Credit: Guardian
RENOWNED Kenyan academic, Ali Mazrui, died Monday in the United States (U.S.) at the age of 81, after several months of illness.
The late Mazrui delivered The Guardian’s eighth Anniversary Lecture in 1991 titled, “The Black Woman and The Problem of Gender: Her Trials, Triumphs and Challenges.’’
Of his death, Kenya’s President Uhuru Kenyatta said that Africa has been robbed of one of its greatest scholars, noting that Mazrui had been a “towering” academic whose “intellectual contributions played a major role in shaping African scholarship.”
Mazrui was a professor at the Binghamton University in New York at the time of his death. According to the Chairman of Kenya’s Muslims for Human Rights group, Khelef Khalifa, his body will be flown to Kenya for burial, as “his nephew, Alamin Mazrui, has confirmed that the professor’s wish was to be buried in Kenya.”

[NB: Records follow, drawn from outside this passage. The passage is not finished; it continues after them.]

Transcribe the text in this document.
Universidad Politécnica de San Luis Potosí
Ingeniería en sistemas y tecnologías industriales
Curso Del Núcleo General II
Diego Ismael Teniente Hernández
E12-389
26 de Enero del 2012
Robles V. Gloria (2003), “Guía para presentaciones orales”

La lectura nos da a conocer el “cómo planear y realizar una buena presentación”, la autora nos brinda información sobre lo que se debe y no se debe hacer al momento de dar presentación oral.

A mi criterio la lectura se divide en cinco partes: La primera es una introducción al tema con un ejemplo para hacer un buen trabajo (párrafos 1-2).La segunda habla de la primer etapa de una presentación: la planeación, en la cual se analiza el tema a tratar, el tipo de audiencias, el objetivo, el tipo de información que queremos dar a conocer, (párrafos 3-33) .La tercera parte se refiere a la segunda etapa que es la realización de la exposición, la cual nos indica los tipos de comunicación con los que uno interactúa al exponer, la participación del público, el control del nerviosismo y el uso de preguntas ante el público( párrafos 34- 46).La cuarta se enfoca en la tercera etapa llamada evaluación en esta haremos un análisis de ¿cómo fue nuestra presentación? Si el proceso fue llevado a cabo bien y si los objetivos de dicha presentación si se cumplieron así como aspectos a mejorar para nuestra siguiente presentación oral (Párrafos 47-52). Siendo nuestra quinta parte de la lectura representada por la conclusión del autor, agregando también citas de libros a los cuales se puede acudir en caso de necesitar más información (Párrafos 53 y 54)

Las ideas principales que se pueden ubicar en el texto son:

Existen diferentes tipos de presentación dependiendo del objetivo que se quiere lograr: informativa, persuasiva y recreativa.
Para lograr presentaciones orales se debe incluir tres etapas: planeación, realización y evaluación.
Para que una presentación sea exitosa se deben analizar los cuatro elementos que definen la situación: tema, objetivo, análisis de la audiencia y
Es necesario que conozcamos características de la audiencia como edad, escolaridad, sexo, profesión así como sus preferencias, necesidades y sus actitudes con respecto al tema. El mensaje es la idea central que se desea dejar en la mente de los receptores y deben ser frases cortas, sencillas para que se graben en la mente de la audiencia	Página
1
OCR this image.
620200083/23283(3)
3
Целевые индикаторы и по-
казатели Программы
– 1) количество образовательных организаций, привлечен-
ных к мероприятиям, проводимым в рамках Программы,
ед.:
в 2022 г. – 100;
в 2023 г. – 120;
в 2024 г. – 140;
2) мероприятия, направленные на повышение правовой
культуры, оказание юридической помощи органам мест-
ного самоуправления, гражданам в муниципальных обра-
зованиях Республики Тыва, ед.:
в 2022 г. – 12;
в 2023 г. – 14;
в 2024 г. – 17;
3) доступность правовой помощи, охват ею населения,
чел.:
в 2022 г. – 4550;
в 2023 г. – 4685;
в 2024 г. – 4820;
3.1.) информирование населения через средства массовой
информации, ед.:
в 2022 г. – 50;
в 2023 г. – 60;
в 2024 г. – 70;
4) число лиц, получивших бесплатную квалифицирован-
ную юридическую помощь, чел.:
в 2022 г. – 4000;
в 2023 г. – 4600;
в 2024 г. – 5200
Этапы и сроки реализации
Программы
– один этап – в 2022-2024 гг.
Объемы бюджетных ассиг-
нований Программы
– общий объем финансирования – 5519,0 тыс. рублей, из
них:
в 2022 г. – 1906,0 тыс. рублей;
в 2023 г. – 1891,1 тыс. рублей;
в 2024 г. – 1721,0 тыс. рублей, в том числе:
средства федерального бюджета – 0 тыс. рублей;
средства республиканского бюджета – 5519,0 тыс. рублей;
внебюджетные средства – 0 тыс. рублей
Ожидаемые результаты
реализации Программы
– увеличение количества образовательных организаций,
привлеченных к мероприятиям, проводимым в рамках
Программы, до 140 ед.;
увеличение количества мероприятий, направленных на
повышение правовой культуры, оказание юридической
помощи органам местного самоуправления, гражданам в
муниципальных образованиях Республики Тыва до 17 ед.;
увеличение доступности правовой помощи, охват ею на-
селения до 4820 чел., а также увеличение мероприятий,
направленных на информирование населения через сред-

Mazrui was a leading pan-Africanist, whose academic research focused on African politics, North-South relations and political Islam. He had authored numerous books, including The Africans: A Triple Heritage and Christianity and Islam in Africa’s Political Experience: Piety, Passion and Power.
In 2005, the U.S. journal, Foreign Policy, and British journal, Prospect, listed him among the world’s top 100 public intellectuals.
Born on February 24, 1933 in Mombasa, Kenya, Mazrui studied in Columbia University, University of Oxford, University of Manchester, Nuffield College, Oxford. He is survived by wife and six children.